World Whale Day | In the Whale Film

February 18, 2024 | $10 for General Public or $5 for Members

Join us on World Wide Whale Day, as we feature a documentary film titled In the Whale - the account of a man who survived to tell the tale of being swallowed by a whale. Filmmaker David Abel will be in attendance for a brief Q&A session, after the screening.

World Whale Day is celebrated every year on the third Sunday in February, in appreciation of these majestic aquatic creatures and their importance to the ecosystem.

ABOUT THE FILM
In the shark-filled waters off Cape Cod, Michael Packard has long tempted fate. For several months a year, Packard and his longtime mate, Josiah Mayo, cast off nearly every morning around dawn and navigate through the half-light to their diving grounds off Provincetown, the idiosyncratic, isolated community where they grew up at the tip of the Cape. Packard buckles on his scuba tank and plunges into the cold waters to hunt on the seafloor.

As the region’s last-remaining commercial lobster diver, the aging father has had his share of harrowing experiences, which include close encounters with great whites, nearly drowning, and having to pull up the body of a fellow diver. He even survived a plane crash in the jungles of Costa Rica, where he ran a charter fishing business. But what happened to him on a routine dive during a clear June morning was something he never imagined possible, and many around the world refused to believe.

In an experience of biblical proportions, Packard was engulfed by a humpback whale, caught in the watery cavity of its massive mouth. After some 30 seconds of a pitch-black captivity, in which he expected to die, he was spit out, fins first, to the surface, where Mayo and another fisherman rescued him.

The publicity was similarly dizzying for the reclusive fisherman, whose survival story spread around the world in news dispatches. But what came after the limelight dimmed was even more significant for Packard.

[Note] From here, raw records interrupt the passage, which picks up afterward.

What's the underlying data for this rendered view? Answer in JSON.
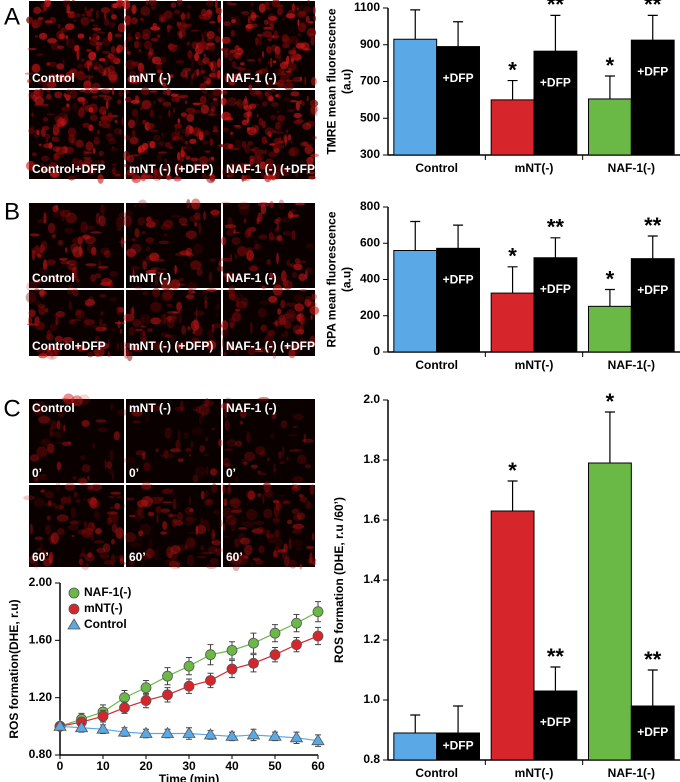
{
  "panel_labels": [
    "A",
    "B",
    "C"
  ],
  "micrographs": [
    {
      "cells": [
        {
          "bottom": "Control"
        },
        {
          "bottom": "mNT (-)"
        },
        {
          "bottom": "NAF-1 (-)"
        },
        {
          "bottom": "Control+DFP"
        },
        {
          "bottom": "mNT (-) (+DFP)"
        },
        {
          "bottom": "NAF-1 (-) (+DFP)"
        }
      ]
    },
    {
      "cells": [
        {
          "bottom": "Control"
        },
        {
          "bottom": "mNT (-)"
        },
        {
          "bottom": "NAF-1 (-)"
        },
        {
          "bottom": "Control+DFP"
        },
        {
          "bottom": "mNT (-) (+DFP)"
        },
        {
          "bottom": "NAF-1 (-) (+DFP)"
        }
      ]
    },
    {
      "cells": [
        {
          "top": "Control",
          "bottom": "0’"
        },
        {
          "top": "mNT (-)",
          "bottom": "0’"
        },
        {
          "top": "NAF-1 (-)",
          "bottom": "0’"
        },
        {
          "bottom": "60’"
        },
        {
          "bottom": "60’"
        },
        {
          "bottom": "60’"
        }
      ]
    }
  ],
  "chart_data": [
    {
      "type": "bar",
      "ylabel": [
        "TMRE mean fluorescence",
        "(a.u)"
      ],
      "categories": [
        "Control",
        "mNT(-)",
        "NAF-1(-)"
      ],
      "ylim": [
        300,
        1100
      ],
      "yticks": [
        300,
        500,
        700,
        900,
        1100
      ],
      "series": [
        {
          "colors": [
            "#5aa9e6",
            "#d7262b",
            "#6ab845"
          ],
          "values": [
            930,
            600,
            605
          ],
          "errors": [
            160,
            105,
            125
          ],
          "marks": [
            null,
            "*",
            "*"
          ]
        },
        {
          "name": "+DFP",
          "color": "#000000",
          "values": [
            890,
            865,
            925
          ],
          "errors": [
            135,
            195,
            135
          ],
          "marks": [
            null,
            "**",
            "**"
          ]
        }
      ]
    },
    {
      "type": "bar",
      "ylabel": [
        "RPA mean fluorescence",
        "(a.u)"
      ],
      "categories": [
        "Control",
        "mNT(-)",
        "NAF-1(-)"
      ],
      "ylim": [
        0,
        800
      ],
      "yticks": [
        0,
        200,
        400,
        600,
        800
      ],
      "series": [
        {
          "colors": [
            "#5aa9e6",
            "#d7262b",
            "#6ab845"
          ],
          "values": [
            560,
            325,
            252
          ],
          "errors": [
            160,
            145,
            93
          ],
          "marks": [
            null,
            "*",
            "*"
          ]
        },
        {
          "name": "+DFP",
          "color": "#000000",
          "values": [
            572,
            520,
            515
          ],
          "errors": [
            128,
            110,
            125
          ],
          "marks": [
            null,
            "**",
            "**"
          ]
        }
      ]
    },
    {
      "type": "line",
      "xlabel": "Time (min)",
      "ylabel": [
        "ROS formation(DHE, r.u)"
      ],
      "x": [
        0,
        5,
        10,
        15,
        20,
        25,
        30,
        35,
        40,
        45,
        50,
        55,
        60
      ],
      "xlim": [
        0,
        60
      ],
      "xticks": [
        0,
        10,
        20,
        30,
        40,
        50,
        60
      ],
      "ylim": [
        0.8,
        2.0
      ],
      "yticks": [
        {
          "value": 0.8,
          "label": "0.80"
        },
        {
          "value": 1.2,
          "label": "1.20"
        },
        {
          "value": 1.6,
          "label": "1.60"
        },
        {
          "value": 2.0,
          "label": "2.00"
        }
      ],
      "legend": "upper left",
      "series": [
        {
          "name": "NAF-1(-)",
          "color": "#6ab845",
          "marker": "circle",
          "values": [
            1.0,
            1.05,
            1.1,
            1.2,
            1.27,
            1.35,
            1.42,
            1.5,
            1.53,
            1.58,
            1.65,
            1.72,
            1.8
          ],
          "errors": [
            0.02,
            0.04,
            0.05,
            0.05,
            0.05,
            0.06,
            0.06,
            0.07,
            0.06,
            0.07,
            0.06,
            0.06,
            0.07
          ]
        },
        {
          "name": "mNT(-)",
          "color": "#d7262b",
          "marker": "circle",
          "values": [
            1.0,
            1.03,
            1.07,
            1.13,
            1.18,
            1.22,
            1.28,
            1.32,
            1.4,
            1.44,
            1.5,
            1.57,
            1.63
          ],
          "errors": [
            0.02,
            0.03,
            0.04,
            0.04,
            0.05,
            0.05,
            0.05,
            0.05,
            0.06,
            0.06,
            0.05,
            0.05,
            0.06
          ]
        },
        {
          "name": "Control",
          "color": "#5aa9e6",
          "marker": "triangle",
          "values": [
            1.0,
            0.99,
            0.98,
            0.96,
            0.95,
            0.95,
            0.95,
            0.94,
            0.93,
            0.94,
            0.93,
            0.92,
            0.9
          ],
          "errors": [
            0.02,
            0.03,
            0.03,
            0.03,
            0.03,
            0.03,
            0.04,
            0.03,
            0.03,
            0.04,
            0.03,
            0.04,
            0.04
          ]
        }
      ]
    },
    {
      "type": "bar",
      "ylabel": [
        "ROS formation (DHE, r.u /60’)"
      ],
      "categories": [
        "Control",
        "mNT(-)",
        "NAF-1(-)"
      ],
      "ylim": [
        0.8,
        2.0
      ],
      "yticks": [
        0.8,
        {
          "value": 1.0,
          "label": "1.0"
        },
        1.2,
        1.4,
        1.6,
        1.8,
        {
          "value": 2.0,
          "label": "2.0"
        }
      ],
      "series": [
        {
          "colors": [
            "#5aa9e6",
            "#d7262b",
            "#6ab845"
          ],
          "values": [
            0.89,
            1.63,
            1.79
          ],
          "errors": [
            0.06,
            0.1,
            0.17
          ],
          "marks": [
            null,
            "*",
            "*"
          ]
        },
        {
          "name": "+DFP",
          "color": "#000000",
          "values": [
            0.89,
            1.03,
            0.98
          ],
          "errors": [
            0.09,
            0.08,
            0.12
          ],
          "marks": [
            null,
            "**",
            "**"
          ]
        }
      ]
    }
  ]
}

ABOUT FILMMAKER DAVID ABEL

Abel is a Pulitzer Prize-winning reporter who covers climate change for The Boston Globe. He is also a professor of the practice at Boston University. Abel’s work has won an Edward R. Murrow Award, the Ernie Pyle Award from the Scripps Howard Foundation, and the Sigma Delta Chi Award for Feature Reporting. His most recent film, “Entangled,” which was broadcast by PBS’s World Channel, was nominated for a 2022 Emmy, won a Jackson Wild award, known as the Oscars of nature films, and Best Feature Film at the International Wildlife Film Festival, among other awards. Abel previously co-directed and produced “Sacred Cod,” which was broadcast by the Discovery Channel. He also directed and produced two films about the Boston Marathon bombings, which were broadcast on BBC World News and Discovery Life. His other films include “Lobster War,” which won “Best New England Film'' at the Mystic Film Festival, and “Gladesmen: The Last of the Sawgrass Cowboys,” which won the Miami Film Festival’s Knight Made in Miami Award. Abel, who began learning to make films as a Nieman fellow at Harvard University, is INUNDATION DISTRICT’s producer, director, writer, and cinematographer.